Seokjin terdengar menghela nafas. "Kau–ah, benar-benar. Aish, lupakan saja lah."
Yang lebih muda mendongakkan kepala. Seokjin kini kembali membelakangi, mengurus kertas-kertas basah yang sedang dia jemur di besi dimana mereka sering menggantung jas kantor. Kertas kertas ini adalah hidup dan mati Seokjin. Dia harus mengeringkannya, apapun yang terjadi.
"Maafkan aku, sunbae. Sungguh, aku minta maaf sekali." Namjoon bercicit pelan. Dia ikut membantu Seokjin menjemur kertas-kertas tersebut. "Aku – yah, tidak tahu harus meminta maaf seperti apa lagi, tapi sungguh maafkan a–"
"Jangan di remas kertasnya!" Seokjin buru-buru memotong perkataan melankonis Namjoon. Dia secara refleks memukul tangan Namjoon. Bola matanya kembali menyalang marah. "Kau justru akan merobeknya ! Ah, sudahlah. Pergi saja dari sini, biar kuurus sendiri!"
Teriakan frustasi Seokjin mengundang beberapa tatapan dari para pegawai. Namjoon dengan sigap memundurkan langkah, menjauh dari Seokjin. Rasa bersalahnya semakin menumpuk.
"Pergi dari sini!" Seokjin kembali membentak kasar.
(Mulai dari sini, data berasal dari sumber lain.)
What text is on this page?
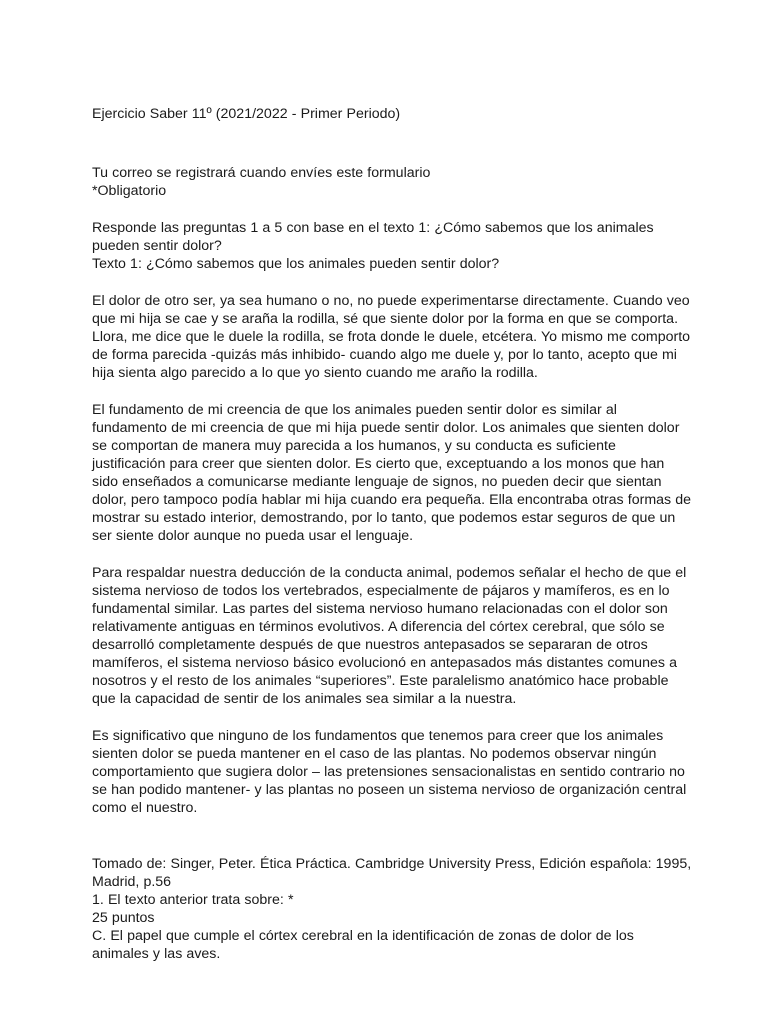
Ejercicio Saber 11º (2021/2022 - Primer Periodo)

Tu correo se registrará cuando envíes este formulario

*Obligatorio

Responde las preguntas 1 a 5 con base en el texto 1: ¿Cómo sabemos que los animales pueden sentir dolor?

Texto 1: ¿Cómo sabemos que los animales pueden sentir dolor?

El dolor de otro ser, ya sea humano o no, no puede experimentarse directamente. Cuando veo que mi hija se cae y se araña la rodilla, sé que siente dolor por la forma en que se comporta. Llora, me dice que le duele la rodilla, se frota donde le duele, etcétera. Yo mismo me comporto de forma parecida -quizás más inhibido- cuando algo me duele y, por lo tanto, acepto que mi hija sienta algo parecido a lo que yo siento cuando me araño la rodilla.

El fundamento de mi creencia de que los animales pueden sentir dolor es similar al fundamento de mi creencia de que mi hija puede sentir dolor. Los animales que sienten dolor se comportan de manera muy parecida a los humanos, y su conducta es suficiente justificación para creer que sienten dolor. Es cierto que, exceptuando a los monos que han sido enseñados a comunicarse mediante lenguaje de signos, no pueden decir que sientan dolor, pero tampoco podía hablar mi hija cuando era pequeña. Ella encontraba otras formas de mostrar su estado interior, demostrando, por lo tanto, que podemos estar seguros de que un ser siente dolor aunque no pueda usar el lenguaje.

Para respaldar nuestra deducción de la conducta animal, podemos señalar el hecho de que el sistema nervioso de todos los vertebrados, especialmente de pájaros y mamíferos, es en lo fundamental similar. Las partes del sistema nervioso humano relacionadas con el dolor son relativamente antiguas en términos evolutivos. A diferencia del córtex cerebral, que sólo se desarrolló completamente después de que nuestros antepasados se separaran de otros mamíferos, el sistema nervioso básico evolucionó en antepasados más distantes comunes a nosotros y el resto de los animales “superiores”. Este paralelismo anatómico hace probable que la capacidad de sentir de los animales sea similar a la nuestra.

Es significativo que ninguno de los fundamentos que tenemos para creer que los animales sienten dolor se pueda mantener en el caso de las plantas. No podemos observar ningún comportamiento que sugiera dolor – las pretensiones sensacionalistas en sentido contrario no se han podido mantener- y las plantas no poseen un sistema nervioso de organización central como el nuestro.

Tomado de: Singer, Peter. Ética Práctica. Cambridge University Press, Edición española: 1995, Madrid, p.56

1. El texto anterior trata sobre: *

25 puntos

C. El papel que cumple el córtex cerebral en la identificación de zonas de dolor de los animales y las aves.
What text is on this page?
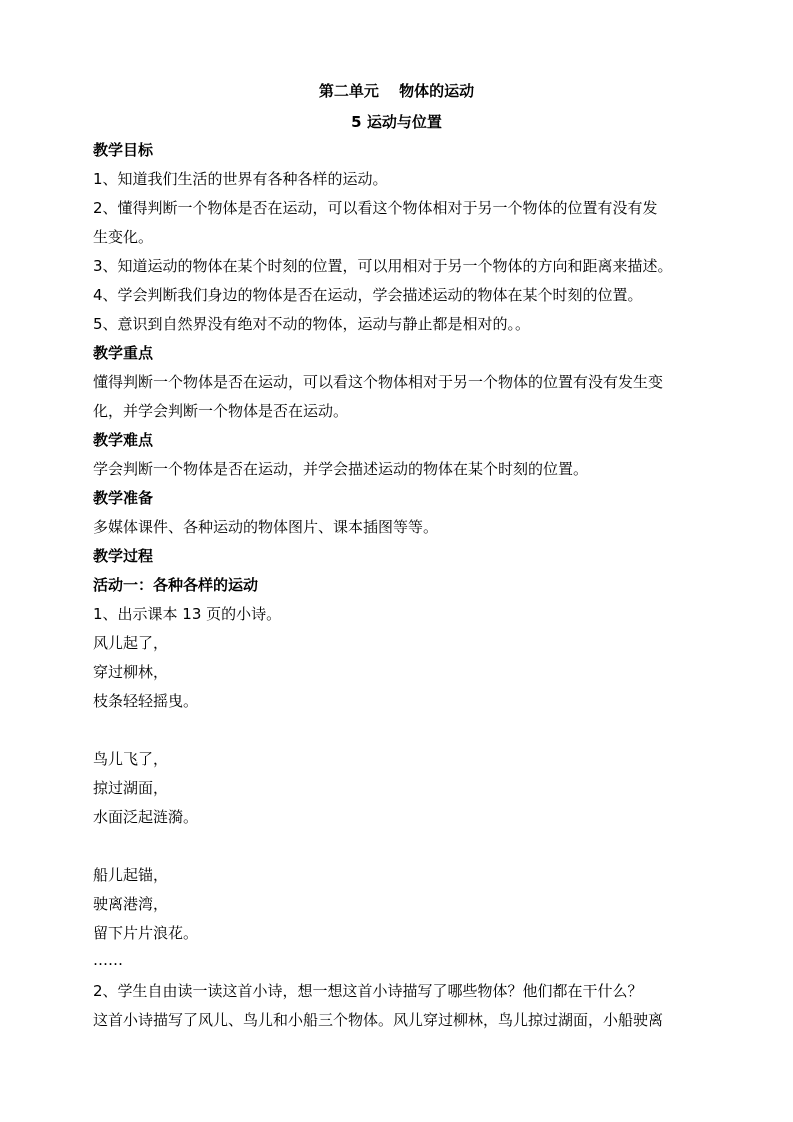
第二单元　 物体的运动
5 运动与位置
教学目标
1、知道我们生活的世界有各种各样的运动。
2、懂得判断一个物体是否在运动，可以看这个物体相对于另一个物体的位置有没有发
生变化。
3、知道运动的物体在某个时刻的位置，可以用相对于另一个物体的方向和距离来描述。
4、学会判断我们身边的物体是否在运动，学会描述运动的物体在某个时刻的位置。
5、意识到自然界没有绝对不动的物体，运动与静止都是相对的。。
教学重点
懂得判断一个物体是否在运动，可以看这个物体相对于另一个物体的位置有没有发生变
化，并学会判断一个物体是否在运动。
教学难点
学会判断一个物体是否在运动，并学会描述运动的物体在某个时刻的位置。
教学准备
多媒体课件、各种运动的物体图片、课本插图等等。
教学过程
活动一：各种各样的运动
1、出示课本 13 页的小诗。
风儿起了，
穿过柳林，
枝条轻轻摇曳。
鸟儿飞了，
掠过湖面，
水面泛起涟漪。
船儿起锚，
驶离港湾，
留下片片浪花。
……
2、学生自由读一读这首小诗，想一想这首小诗描写了哪些物体？他们都在干什么？
这首小诗描写了风儿、鸟儿和小船三个物体。风儿穿过柳林，鸟儿掠过湖面，小船驶离
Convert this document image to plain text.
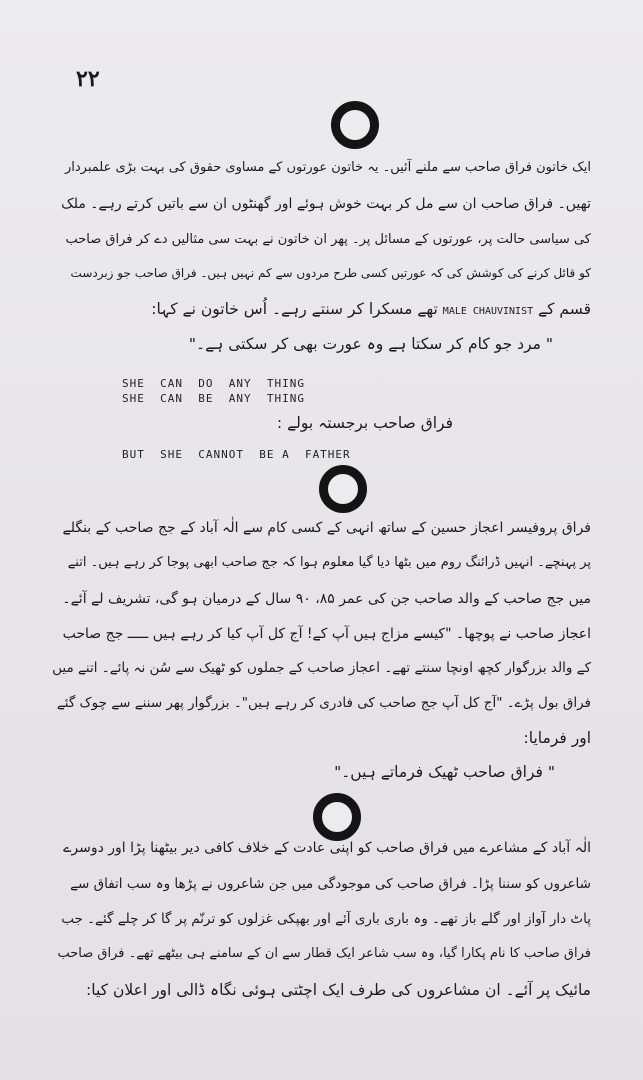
۲۲
ایک خاتون فراق صاحب سے ملنے آئیں۔ یہ خاتون عورتوں کے مساوی حقوق کی بہت بڑی علمبردار
تھیں۔ فراق صاحب ان سے مل کر بہت خوش ہوئے اور گھنٹوں ان سے باتیں کرتے رہے۔ ملک
کی سیاسی حالت پر، عورتوں کے مسائل پر۔ پھر ان خاتون نے بہت سی مثالیں دے کر فراق صاحب
کو قائل کرنے کی کوشش کی کہ عورتیں کسی طرح مردوں سے کم نہیں ہیں۔ فراق صاحب جو زبردست
قسم کے MALE CHAUVINIST تھے مسکرا کر سنتے رہے۔ اُس خاتون نے کہا:
" مرد جو کام کر سکتا ہے وہ عورت بھی کر سکتی ہے۔"
SHE  CAN  DO  ANY  THING
SHE  CAN  BE  ANY  THING
فراق صاحب برجستہ بولے :
BUT  SHE  CANNOT  BE A  FATHER
فراق پروفیسر اعجاز حسین کے ساتھ انہی کے کسی کام سے الٰہ آباد کے جج صاحب کے بنگلے
پر پہنچے۔ انہیں ڈرائنگ روم میں بٹھا دیا گیا معلوم ہوا کہ جج صاحب ابھی پوجا کر رہے ہیں۔ اتنے
میں جج صاحب کے والد صاحب جن کی عمر ۸۵، ۹۰ سال کے درمیان ہو گی، تشریف لے آئے۔
اعجاز صاحب نے پوچھا۔ "کیسے مزاج ہیں آپ کے! آج کل آپ کیا کر رہے ہیں ـــــ جج صاحب
کے والد بزرگوار کچھ اونچا سنتے تھے۔ اعجاز صاحب کے جملوں کو ٹھیک سے سُن نہ پائے۔ اتنے میں
فراق بول پڑے۔ "آج کل آپ جج صاحب کی فادری کر رہے ہیں"۔ بزرگوار پھر سننے سے چوک گئے
اور فرمایا:
" فراق صاحب ٹھیک فرماتے ہیں۔"
الٰہ آباد کے مشاعرے میں فراق صاحب کو اپنی عادت کے خلاف کافی دیر بیٹھنا پڑا اور دوسرے
شاعروں کو سننا پڑا۔ فراق صاحب کی موجودگی میں جن شاعروں نے پڑھا وہ سب اتفاق سے
پاٹ دار آواز اور گلے باز تھے۔ وہ باری باری آئے اور بھپکی غزلوں کو ترنّم پر گا کر چلے گئے۔ جب
فراق صاحب کا نام پکارا گیا، وہ سب شاعر ایک قطار سے ان کے سامنے ہی بیٹھے تھے۔ فراق صاحب
مائیک پر آئے۔ ان مشاعروں کی طرف ایک اچٹتی ہوئی نگاہ ڈالی اور اعلان کیا:
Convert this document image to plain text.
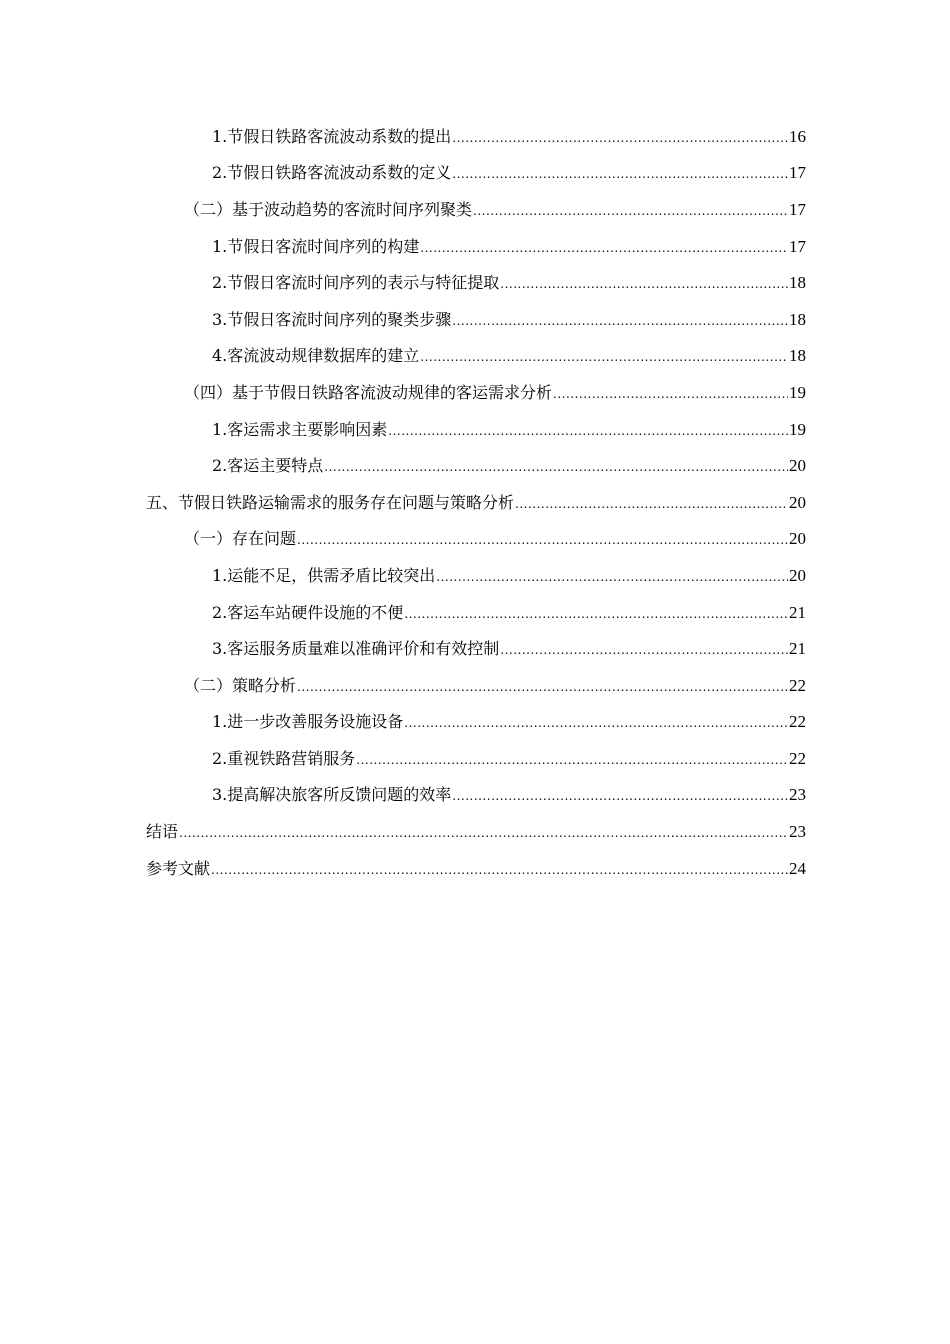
1.节假日铁路客流波动系数的提出 .....	16
2.节假日铁路客流波动系数的定义 .....	17
（二）基于波动趋势的客流时间序列聚类 .....	17
1.节假日客流时间序列的构建 .....	17
2.节假日客流时间序列的表示与特征提取 .....	18
3.节假日客流时间序列的聚类步骤 .....	18
4.客流波动规律数据库的建立 .....	18
（四）基于节假日铁路客流波动规律的客运需求分析 .....	19
1.客运需求主要影响因素 .....	19
2.客运主要特点 .....	20
五、节假日铁路运输需求的服务存在问题与策略分析 .....	20
（一）存在问题 .....	20
1.运能不足，供需矛盾比较突出 .....	20
2.客运车站硬件设施的不便 .....	21
3.客运服务质量难以准确评价和有效控制 .....	21
（二）策略分析 .....	22
1.进一步改善服务设施设备 .....	22
2.重视铁路营销服务 .....	22
3.提高解决旅客所反馈问题的效率 .....	23
结语 .....	23
参考文献 .....	24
Namjoon hanya bisa gigit bibir.
Setelah membungkukkan badan sedalam-dalamnya kepada Seokjin, Namjoon bergegas kembali ke mejanya. Ada yang menggelengkan kepala, ada juga yang menghela nafas kecewa. Kim Namjoon, si pegawai baru di divisi mereka sukses membangunkan singa manis di siang hari yang terik ini. Habis sudah nasib mereka.
.
.
.
.
"Kurasa perusahaan Glue lebih baik."
"Tentu saja, sunbae." Namjoon mengangguk mantap. "Secara prosedur, cara kerja perusahaan, dan kemungkinan keuntungan yang dapat dia beri untuk kita, perusahaan glue jauh lebih baik. Aku sudah melakukan survei terhadap dua perusahaan tersebut seperti yang sunbae minta. Perusahaan glue berfokus ke produk yang dapat di gunakan untuk seluruh kalangan. Kalau kita menjalin kontrak dengan mereka, kurasa produk baru kita 'Mini jet' dapat menarik perhatian banyak kalangan. Hanya tinggal menambahkan iming-iming harga murah dan tidak mudah rusak dengan bantuan glue, semuanya berhasil. Aku jamin."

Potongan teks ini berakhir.